Implement the backward pass through attention:

def attention_backward(Q, K, V, grad_output):
    """
    Given gradient of loss w.r.t. output, compute gradients for Q, K, V.

    Returns:
        (grad_Q, grad_K, grad_V)
    """
    # Forward values (from cache)
    scores = Q @ K.T / np.sqrt(d_k)
    attn = softmax(scores)
    # output = attn @ V

    # Backward:
    # TODO: compute gradients
    pass

Exercise 5.11: Relative Positional Encoding

Research and implement relative positional encoding (as used in Transformer-XL):

def relative_attention(Q, K, V, pos_embed):
    """
    Attention with relative position representations.
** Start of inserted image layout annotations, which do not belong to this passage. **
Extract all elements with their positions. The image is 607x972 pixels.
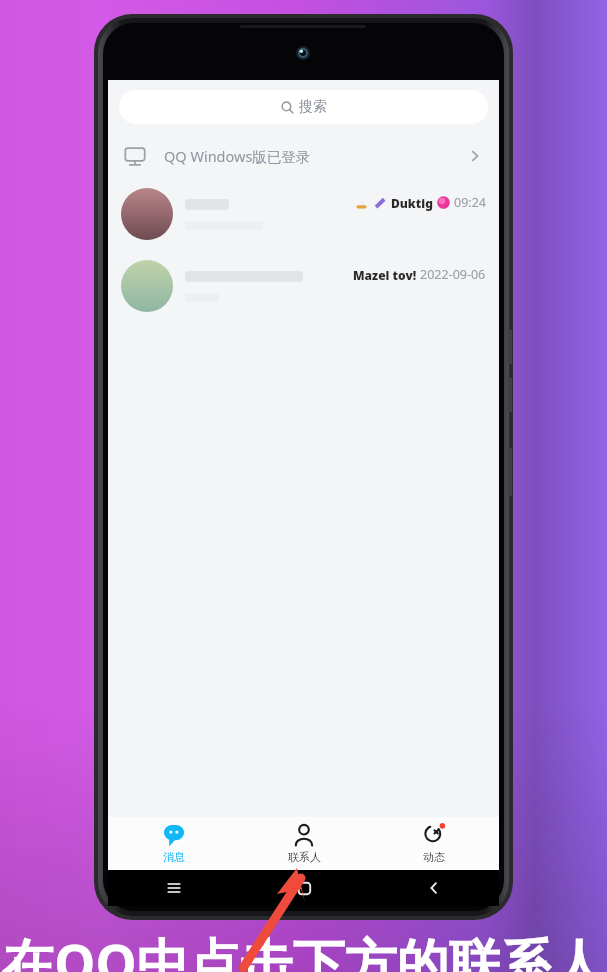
staticText: 在QQ中点击下方的联系人 (2, 926, 605, 972)
staticText: Duktig (391, 195, 433, 211)
staticText: QQ Windows版已登录 (164, 146, 311, 166)
button[interactable]: Duktig (108, 178, 499, 250)
staticText: Mazel tov! (353, 267, 417, 283)
button[interactable]: QQ Windows版已登录 (108, 134, 499, 178)
button[interactable]: Recent apps (108, 870, 239, 906)
staticText: 消息 (163, 850, 185, 864)
staticText: 09:24 (454, 194, 486, 211)
button[interactable]: 联系人 (239, 817, 369, 870)
button[interactable]: Mazel tov! (108, 250, 499, 322)
staticText: 动态 (423, 850, 445, 864)
button[interactable]: 搜索 (119, 90, 488, 124)
staticText: 搜索 (299, 98, 327, 116)
button[interactable]: 动态 (369, 817, 499, 870)
staticText: 2022-09-06 (420, 266, 486, 283)
button[interactable]: Home (239, 870, 369, 906)
button[interactable]: 消息 (108, 817, 239, 870)
staticText: 联系人 (288, 850, 321, 864)
button[interactable]: Back (369, 870, 499, 906)
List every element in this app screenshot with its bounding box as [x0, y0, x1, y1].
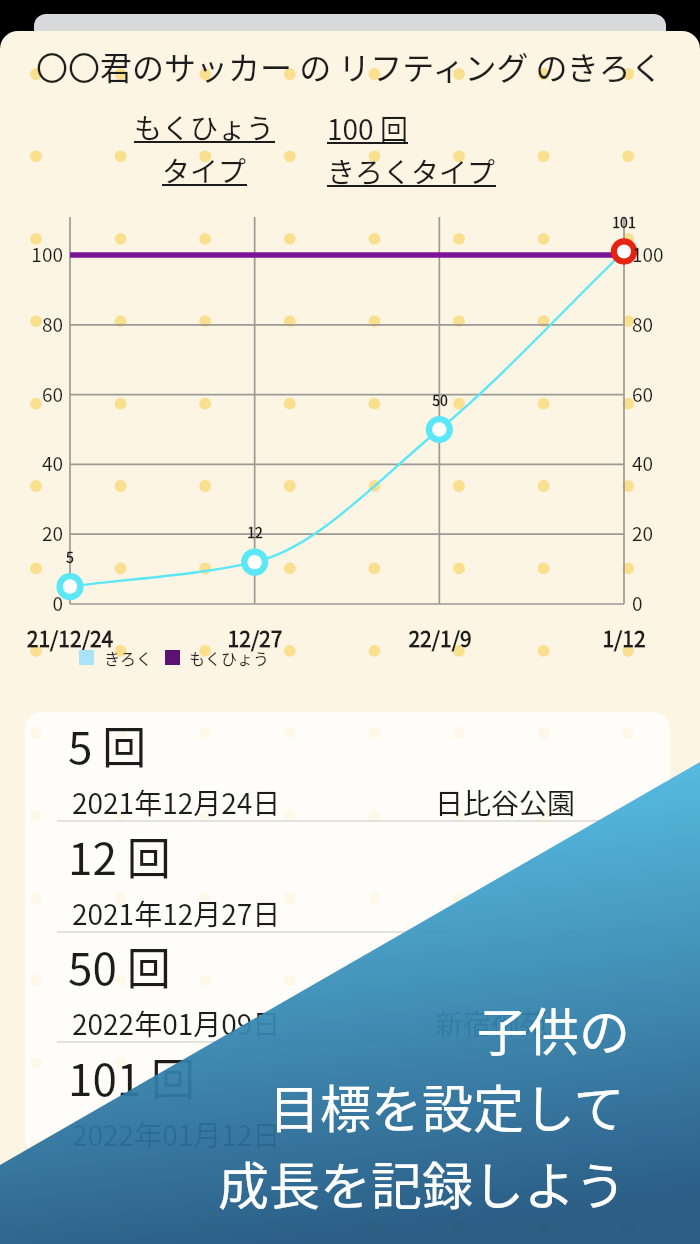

    Instead of absolute position, encode relative distance between tokens.
    """
    # TODO: Advanced exercise
    pass

Checking Your Work

  • Test suite: See code/stage-05/tests/test_attention.py for expected behavior
  • Reference implementation: Compare with code/stage-05/attention.py
  • Self-check: Verify attention weights sum to 1 and causal mask blocks future positions

Mini-Project: Attention Visualizer

Build a tool that visualizes attention patterns in trained models.

Requirements

  1. Model: Train a small attention-based language model
  2. Extraction: Extract attention weights during inference
  3. Visualization: Create heatmaps of attention patterns

Deliverables

  • [ ] Trained attention model (even if small)
  • [ ] Attention weight extraction function
  • [ ] Heatmap visualization for sample sentences
  • [ ] Analysis: What patterns do you observe?

Extension

Compare attention patterns across different heads. Do different heads specialize?